For the second time this week I talked into the wee hours with a girlfriend — this most recent time, it was my sister. Long after our husbands fell asleep. John, at least, went to bed, but Alex fell asleep on the couch while she and I crowded into the love seat and laughed. Loudly. Dare I say we laughed out loud?
There were just too many stories to tell. We get that gift from our mom, who is the best story-teller in the world. She’d be the best in the universe, except that she rarely gets through the story on the first go because she has a tendency to crack herself up before she gets to the end.
Anyway, Mom’s storytelling has taught us a great deal, and it has less to do with weaving a story well, and more to do with the attitude with which she approaches life. Thank God for that because I can’t tell a story without getting distracted and going down a multitude of sidebars, back stories, and wild tangents (clearly, I get that from her sister).
The stories matter, of course. They are wildly entertaining and very funny, but there’s also some lesson to be learned. At the very least we can learn how not to do something that turns out disastrously, or we learn some grand moral lesson.

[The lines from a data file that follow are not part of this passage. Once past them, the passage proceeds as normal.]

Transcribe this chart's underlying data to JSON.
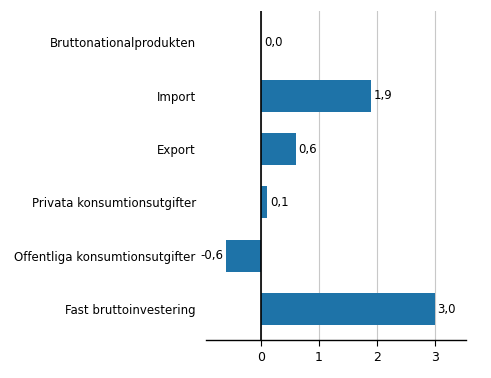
{
  "categories": [
    "Fast bruttoinvestering",
    "Offentliga konsumtionsutgifter",
    "Privata konsumtionsutgifter",
    "Export",
    "Import",
    "Bruttonationalprodukten"
  ],
  "values": [
    3.0,
    -0.6,
    0.1,
    0.6,
    1.9,
    0.0
  ],
  "labels": [
    "3,0",
    "-0,6",
    "0,1",
    "0,6",
    "1,9",
    "0,0"
  ],
  "bar_color": "#1e73a8",
  "xlim": [
    -0.95,
    3.55
  ],
  "xticks": [
    0,
    1,
    2,
    3
  ],
  "xtick_labels": [
    "0",
    "1",
    "2",
    "3"
  ],
  "background_color": "#ffffff",
  "grid_color": "#c8c8c8",
  "label_fontsize": 8.5,
  "tick_fontsize": 9
}
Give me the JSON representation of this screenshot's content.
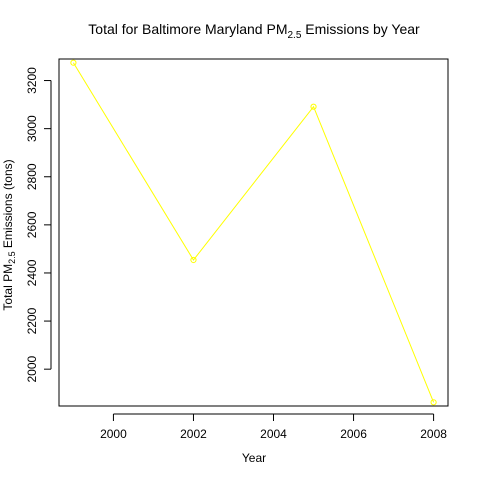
{
  "chart_data": {
    "type": "line",
    "title": {
      "prefix": "Total for Baltimore Maryland PM",
      "subscript": "2.5",
      "suffix": " Emissions by Year"
    },
    "xlabel": "Year",
    "ylabel": {
      "prefix": "Total PM",
      "subscript": "2.5",
      "suffix": " Emissions (tons)"
    },
    "x": [
      1999,
      2002,
      2005,
      2008
    ],
    "series": [
      {
        "values": [
          3274.18,
          2453.92,
          3091.35,
          1862.28
        ],
        "color": "#ffff00",
        "markers": "open-circle"
      }
    ],
    "xlim": [
      1998.64,
      2008.36
    ],
    "ylim": [
      1846.88,
      3289.58
    ],
    "xticks": [
      2000,
      2002,
      2004,
      2006,
      2008
    ],
    "yticks": [
      2000,
      2200,
      2400,
      2600,
      2800,
      3000,
      3200
    ],
    "grid": false,
    "legend": "none",
    "box": true
  }
}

The best stories, though, have no discernible lesson beyond the simple sharing of an adventure, and the guffaws that follow. Those are the stories that family myths and legends are made of. Our mom finds the comical in everyday events and turns them into little moments of joy worth sharing, and that, perhaps, is the greatest lesson of all.
She’s taught us, by example, that we shouldn’t take ourselves too seriously. That life, even when it seems hard and difficult to maneuver, usually has some little grace attached that shows us things will be all right.
And that, my friends, is nothing to laugh about.